You would advocate hanging in there DB'ing for one's self, and just seeing where it goes? What of leading out of limboland?
Not trying to set up a fight. I am just trying to grapple with both these plans. I don't see how one can do both at the same time.
Well db'ing is about getting you back to the point before the bomb was dropped, before you were dropped like a bad habit by your WAS.
When you both come together and agree to start working on the marriage & the relationship, you aren't divorce busting at that point, you're reconciling.
Leading yourself out of limbo is DB'ing, actually it's a great thing to do, this act by itself will probably product alot of positive results for yourself and your spouse will notice.
Hear me out on this.
Leading yourself out of limbo acknowledges that you don't want to wait around forever for your spouse.
You're taking back some of the power in the relationship, your spouse originally made the decision to leave you, you've been pursuing like most LBS's, you stop pursuing, you detach, you let go of your attachment to the outcome, if you divorce, it's ok, because you will survive & thrive regardless of this.
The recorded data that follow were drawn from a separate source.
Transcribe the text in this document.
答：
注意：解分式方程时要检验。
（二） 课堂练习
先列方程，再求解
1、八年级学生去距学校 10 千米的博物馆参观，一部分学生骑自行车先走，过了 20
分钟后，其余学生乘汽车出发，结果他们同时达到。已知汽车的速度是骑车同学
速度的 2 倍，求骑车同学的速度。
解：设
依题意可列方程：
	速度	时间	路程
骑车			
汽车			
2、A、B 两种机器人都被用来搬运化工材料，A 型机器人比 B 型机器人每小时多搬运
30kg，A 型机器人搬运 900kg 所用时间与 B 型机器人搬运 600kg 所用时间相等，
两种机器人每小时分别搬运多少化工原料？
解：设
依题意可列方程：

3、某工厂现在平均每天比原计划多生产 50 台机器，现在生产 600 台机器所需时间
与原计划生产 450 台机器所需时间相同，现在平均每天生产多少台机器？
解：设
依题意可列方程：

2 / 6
You stop pursuing your spouse, they notice you're not there pursuing them anymore, the dynamic shifts, they're used to eluding you, running away from you, maintaining space between you, you've stopped pursuing, they no longer have those tasks to perform (staying away, maintaining space). They notice that you have changed, you're no longer disagreeing with them on the divorce, in fact you're going in the opposite direction, you're agreeing because it frees you from limbo and you really are agreeing, they knew your intentions all along and since they didn't want be a part of that reality of reconciliation, you're now a part of their reality, pursuing a divorce, they have no one to fight against, you agree with their feelings because you share those same feelings, there is no more animosity, they can't fight someone that agrees with them, you're no longer their pet, you aren't pursuing them, you've become an individual again, you're charting your own course, you're going your own way and you are creating space between the two of you, more times than not, the WAS will fill in that space, that void - someone has to and that someone is no longer you. Since you appear different because you are different (you're no longer pursuing), they question what you're up to, is this another trick or is this for real? You're not pursuing, you're not wearing your heart on your sleeving preaching your undying love for them, they see the individual again, the confident person that is ready to live again without them, confidence is attractive, charting your own course and being a leader in your life is attractive, you're no longer needy, insecure which are unattractive qualities.
In the end, you have to decide to starting living again and that means letting go of the outcome, detaching, really detaching and living your life. If your spouse wants to share their life with you, something will happen between the two of you, the space between you two will be minimized, the lines of communication will open up again, and you have to be smart to recognize the opportunity but not jump at it, just realize it, observe it, and slowly ease yourself into a position where your spouse is comfortable around you again and you never bring up relationship talk, the goal ideally is for them to bring up relationship talk and for you to listen instead of dictating what you want at first. Make your spouse feel comfortable around you again because they've had to put defenses to guard themselves from you for quite some time now.